Confucius Institute Censorship Over Xi Jinping Biography and the Hardening Western Stance on China
Education and academia have become another front in the Western position against China
Another line of controversy has emerged in the increasingly tense relations between the liberal Western world and China. On October 22, German journalists Stefan Aust and Adrian Geiges were disinvited from giving public talks about their new biography of the Chinese president titled Xi Jinping: the Most Powerful Man in the World, at Confucius Institutes affiliated with universities in Hannover and Duisburg, Germany following pressure from Beijing through the Chinese consul general in Düsseldorf. Chinese authorities ostensibly disagreed with Aust and Geiges’ take on President Xi in this new book.
Originally, both the German Confucius Institutes as well as their Chinese university counterparts had agreed to hold the talks until orders came down from higher Chinese authorities. In an interview with Deutsche Welle, Aust explained that the cult of personality surrounding Xi in contemporary China has made it impossible to have any realistic discussion of the president even as a human being who has had formative life events. In response, the German universities organized their own events to host the two journalists outside of the Confucius Institute context.
Confucius Institutes are educational programs generally affiliated with universities abroad that are intended to promote the Chinese language and culture in foreign countries. While they present themselves innocently as these educational and cultural organizations in the same vein as the British Council or the Goethe-Institut, it is widely accepted that Confucius Institutes notoriously have ties to the Chinese Ministry of Education and the Chinese Communist Party government itself.
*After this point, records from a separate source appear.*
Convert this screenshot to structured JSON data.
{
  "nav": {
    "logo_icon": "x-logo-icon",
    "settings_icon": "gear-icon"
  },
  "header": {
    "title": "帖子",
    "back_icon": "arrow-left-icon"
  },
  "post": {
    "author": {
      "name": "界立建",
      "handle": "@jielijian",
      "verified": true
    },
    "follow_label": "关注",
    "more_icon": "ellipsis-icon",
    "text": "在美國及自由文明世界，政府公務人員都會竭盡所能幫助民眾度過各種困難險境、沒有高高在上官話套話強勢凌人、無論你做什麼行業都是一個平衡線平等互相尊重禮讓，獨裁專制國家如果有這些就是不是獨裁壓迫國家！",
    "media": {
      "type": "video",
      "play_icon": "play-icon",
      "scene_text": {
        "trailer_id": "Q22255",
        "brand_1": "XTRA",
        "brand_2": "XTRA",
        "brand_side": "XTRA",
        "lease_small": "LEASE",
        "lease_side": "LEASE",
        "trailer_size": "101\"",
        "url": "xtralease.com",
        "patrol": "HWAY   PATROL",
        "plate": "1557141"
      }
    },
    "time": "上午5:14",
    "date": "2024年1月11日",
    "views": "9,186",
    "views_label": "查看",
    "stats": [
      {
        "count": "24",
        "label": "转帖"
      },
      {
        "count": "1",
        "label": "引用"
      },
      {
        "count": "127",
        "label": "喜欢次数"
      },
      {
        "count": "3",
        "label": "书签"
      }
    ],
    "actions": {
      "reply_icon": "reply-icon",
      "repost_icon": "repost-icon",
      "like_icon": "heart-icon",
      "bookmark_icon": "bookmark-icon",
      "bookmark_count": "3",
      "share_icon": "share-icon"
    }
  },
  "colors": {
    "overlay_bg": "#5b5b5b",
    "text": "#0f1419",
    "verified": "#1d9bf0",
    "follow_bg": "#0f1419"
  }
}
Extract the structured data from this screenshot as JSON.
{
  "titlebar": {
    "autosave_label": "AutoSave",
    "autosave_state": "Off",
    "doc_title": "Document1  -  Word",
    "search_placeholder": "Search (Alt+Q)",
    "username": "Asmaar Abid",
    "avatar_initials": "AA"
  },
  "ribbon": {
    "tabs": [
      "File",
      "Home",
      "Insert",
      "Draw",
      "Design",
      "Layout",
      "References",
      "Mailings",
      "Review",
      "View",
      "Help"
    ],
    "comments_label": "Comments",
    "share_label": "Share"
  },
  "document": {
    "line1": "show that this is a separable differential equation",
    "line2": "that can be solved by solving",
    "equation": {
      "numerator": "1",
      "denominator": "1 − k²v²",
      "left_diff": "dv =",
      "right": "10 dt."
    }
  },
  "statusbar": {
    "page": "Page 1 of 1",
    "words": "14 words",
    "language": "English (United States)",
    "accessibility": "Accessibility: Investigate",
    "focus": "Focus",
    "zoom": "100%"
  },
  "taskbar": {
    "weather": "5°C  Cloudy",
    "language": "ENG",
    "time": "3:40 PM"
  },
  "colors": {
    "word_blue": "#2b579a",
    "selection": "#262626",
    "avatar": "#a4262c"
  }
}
This forms the basis of the debate over the true intentions of Confucius Institutes and the political implications for their presence at foreign universities.
This incident has sparked, yet again, the question of whether or not free, western educational institutions should retain affiliations with Confucius Institutes due to their restrictions on free speech, thought, and expression, which are hallmarks of western universities. The decision by the German universities to go ahead with the talks outside of cooperation with the Confucius Institute is the best solution to the tension surrounding the content of this book. However, the controversy illustrates the precarious position that China has entered into both at home and abroad.
Domestically, Chinese society has nestled itself once again into a ‘Mandate of Heaven’ paradigm whereby the Chinese ruler is elevated to a quasi-deified role whose very position is ordained by the divine. The great fear of rulers under this designation has always been the mishandling of large-scale catastrophes such as floods, famines, droughts, earthquakes, rebellions, and military challenges. Just as their rule is legitimized by divinity, it can also be stripped when governance fails. In modern China, the Chinese Communist Party (CCP) is poised to shape domestic policy such that President Xi may end up ruling the country for the rest of his life.
In this most elevated position, Xi’s rule must be seen as impeccable and his regime will not tolerate any events that may portray the direction of China otherwise. Thus, any economic stagnation, earthquake in the central regions, floods in the Yellow and Yangtze Rivers, disturbances in Xinjiang, or Taiwan separatism has the potential to balloon to enormous proportions as headaches for the Chinese regime.
On the foreign stage, the governance of the second-largest economy and most populous country in the world under a cult of personality figure should give the rest of the world some pause as well. As China’s integration into the global community has deepened since its economic liberalization a few decades ago, the regime’s track record on liberal values has become a growing concern around the world. If an international affair would challenge the legitimacy or credibility of the ruling regime, there could be a grave miscalculation at the highest levels of leadership. As the west increasingly projects power in Asia as a counter to China, the potential for a misstep increases dramatically.
In Germany, almost all the major political parties have taken a critical position toward China, focusing on geostrategy, economic relations, and human rights. Germany has pledged to keep a long-term presence in the Pacific where it has echoed the Secretary of State Antony Blinken and the Biden administration’s position that China is threatening the ‘rules-based international order.’ The policy is part of the larger western shift toward the Indo-Pacific region to counter China in Asia, especially in the South China Sea.
In the name of free speech and thought, cutting ties with Confucius Institutes would be a step in the right direction in the realm of education and academia. In the U.S., the federal government forced universities that had affiliations with Confucius Institutes to choose between keeping them open and funding from the Defense Department. The controversy over free speech at western universities vis-à-vis Chinese influence at Confucius Institutes makes up just one part of the overall growing rift between China and the West at large as ideologies, economic relations, political positions, and security concerns ramp up closer to more serious forms of confrontation.